With regard to accelerating the speed of the coming transition, another core singularitarian principle, it is our intuition that this process is already occurring quite rapidly (it now appears to be only decades away) in the human future, and that this will be a global, collective transition, a story of I.A. (species intelligence amplification, via science and technology) much more than A.I. (artificial/autonomous intelligence). For more on this, please see our outline of what we consider to be the next great computational attractor for our local environment, the Conversational User Interface Network (CUI). The CUI network appears to be a developmentally necessary transition, an emergence that will likely occur several decades prior to fully autonomous A.I.. Intelligence amplification (I.A.) systems like the CUI network are highly collectivist in their construction, and will be tested and refined by an entire planet's worth of users. They are also highly symbiotic, and will intrinsically engage in extensive profiling, simulation, and "personality capture" (first generation uploading) of their users' behaviors, habits, goals, limits, and rational and emotive states in the process of their refinement.

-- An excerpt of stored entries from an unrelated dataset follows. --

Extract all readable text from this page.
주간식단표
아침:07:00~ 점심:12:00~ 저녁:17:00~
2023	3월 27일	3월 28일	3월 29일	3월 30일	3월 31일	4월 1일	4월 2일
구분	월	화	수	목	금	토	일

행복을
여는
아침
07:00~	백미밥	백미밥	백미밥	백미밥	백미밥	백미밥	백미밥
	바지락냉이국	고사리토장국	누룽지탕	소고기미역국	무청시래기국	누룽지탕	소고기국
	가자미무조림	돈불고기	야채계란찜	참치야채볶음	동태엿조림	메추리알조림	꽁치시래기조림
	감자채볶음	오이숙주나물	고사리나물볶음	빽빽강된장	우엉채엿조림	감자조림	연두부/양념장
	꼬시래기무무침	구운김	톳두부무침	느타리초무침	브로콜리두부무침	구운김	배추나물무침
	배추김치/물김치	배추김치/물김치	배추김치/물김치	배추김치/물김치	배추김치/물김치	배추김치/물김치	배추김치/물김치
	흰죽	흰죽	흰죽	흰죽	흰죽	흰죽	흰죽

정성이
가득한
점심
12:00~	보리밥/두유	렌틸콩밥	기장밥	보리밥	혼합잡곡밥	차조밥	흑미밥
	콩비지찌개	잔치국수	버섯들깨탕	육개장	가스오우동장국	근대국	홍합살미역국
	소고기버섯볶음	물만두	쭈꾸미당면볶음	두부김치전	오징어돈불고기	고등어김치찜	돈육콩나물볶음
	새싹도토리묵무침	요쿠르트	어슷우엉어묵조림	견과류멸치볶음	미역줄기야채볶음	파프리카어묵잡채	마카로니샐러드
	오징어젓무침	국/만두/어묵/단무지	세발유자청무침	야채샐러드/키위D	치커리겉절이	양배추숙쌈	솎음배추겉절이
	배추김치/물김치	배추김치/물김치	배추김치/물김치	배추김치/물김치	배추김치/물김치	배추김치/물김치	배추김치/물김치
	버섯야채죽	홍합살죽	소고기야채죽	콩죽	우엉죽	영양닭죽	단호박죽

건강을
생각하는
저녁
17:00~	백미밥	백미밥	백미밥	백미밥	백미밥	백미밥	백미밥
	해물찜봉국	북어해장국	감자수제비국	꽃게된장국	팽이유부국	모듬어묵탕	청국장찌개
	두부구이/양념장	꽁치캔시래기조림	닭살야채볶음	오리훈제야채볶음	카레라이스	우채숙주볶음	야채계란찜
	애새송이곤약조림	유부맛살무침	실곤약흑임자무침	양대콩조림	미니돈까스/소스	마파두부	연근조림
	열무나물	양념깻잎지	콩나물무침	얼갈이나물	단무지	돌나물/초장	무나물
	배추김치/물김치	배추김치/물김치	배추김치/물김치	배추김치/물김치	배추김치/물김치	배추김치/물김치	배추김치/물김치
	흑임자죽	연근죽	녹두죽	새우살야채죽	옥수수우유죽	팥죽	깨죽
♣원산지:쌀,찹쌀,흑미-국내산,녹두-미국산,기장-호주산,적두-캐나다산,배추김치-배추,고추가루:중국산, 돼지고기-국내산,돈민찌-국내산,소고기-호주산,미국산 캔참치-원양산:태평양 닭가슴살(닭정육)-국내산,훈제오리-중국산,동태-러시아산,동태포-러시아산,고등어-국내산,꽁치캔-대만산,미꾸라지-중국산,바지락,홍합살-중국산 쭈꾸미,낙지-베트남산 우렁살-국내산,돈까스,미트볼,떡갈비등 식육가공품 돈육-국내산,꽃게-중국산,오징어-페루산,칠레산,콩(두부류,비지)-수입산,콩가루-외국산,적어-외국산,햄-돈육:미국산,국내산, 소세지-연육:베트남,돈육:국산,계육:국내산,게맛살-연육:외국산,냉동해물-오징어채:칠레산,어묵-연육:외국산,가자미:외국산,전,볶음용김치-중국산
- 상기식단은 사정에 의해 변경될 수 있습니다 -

Yet while the CUI is a hard and noble problem, it's complexity pales by comparison to the creation of biologically-inspired hardware systems that are capable of indeterminate self-guided evolutionary developmental improvement (e.g., full autonomy). Artificial life, one of the fields where such efforts have made an early, halting progress to date, has demonstrated itself to be a highly collectivist undertaking, involving large swarms of human beings each incrementally improving the replicating systems and development environment. That environment is itself very hardware dependent in its scalability, requiring further legions of highly differentiated human beings to provide incrementally better "digital soil" for new organisms. Furthermore, any success that does occur with these architectures, as it becomes both scalable and widely demonstrated (a condition not yet attained for A-Life systems in general), will be first applied to such collectively important and commercially rewarding developmental goals as the CUI network. Thus precipitation of the singularity, in our present estimation, will not be significantly dependent on any one group of individual AI design efforts. If we imagine we can do anything other than very incrementally accelerate it by our own individual action, we are highly likely to be giving into romantic idealism.

While such dreams are fundamental to our humanity and certainly have their own motivational value, a potentially far more important social issue is the ethical path we take in the last days of the human era—the manner in which we continue to develop our own personal responsibility and accountability in a world of inexorable accelerating technological change. In an evolutionary developmental universe apparently equipped with a deep immunity to informational destruction, what human actors can strongly effect, on personal, cultural, national, and global levels, is the quality of our evolutionary path, rather than the timing and trajectory of our developmental destination.

There are many paths to the singularity that we may choose, and some will be far more human-affirming than others in the present moment, using our existing imperfect technologies, rather than in some utopian, unrealized future. As the storm of change races ever faster, we need to be thinking more about core human values in the transition, not less. To do so will require both enlarging the dialog to encompass more than the current privileged few, and bringing significant new analytical attention and understanding to the the nature and trajectory of accelerating change, so that we may continue to make more informed technological, sociopolitical, and personal decisions in the process.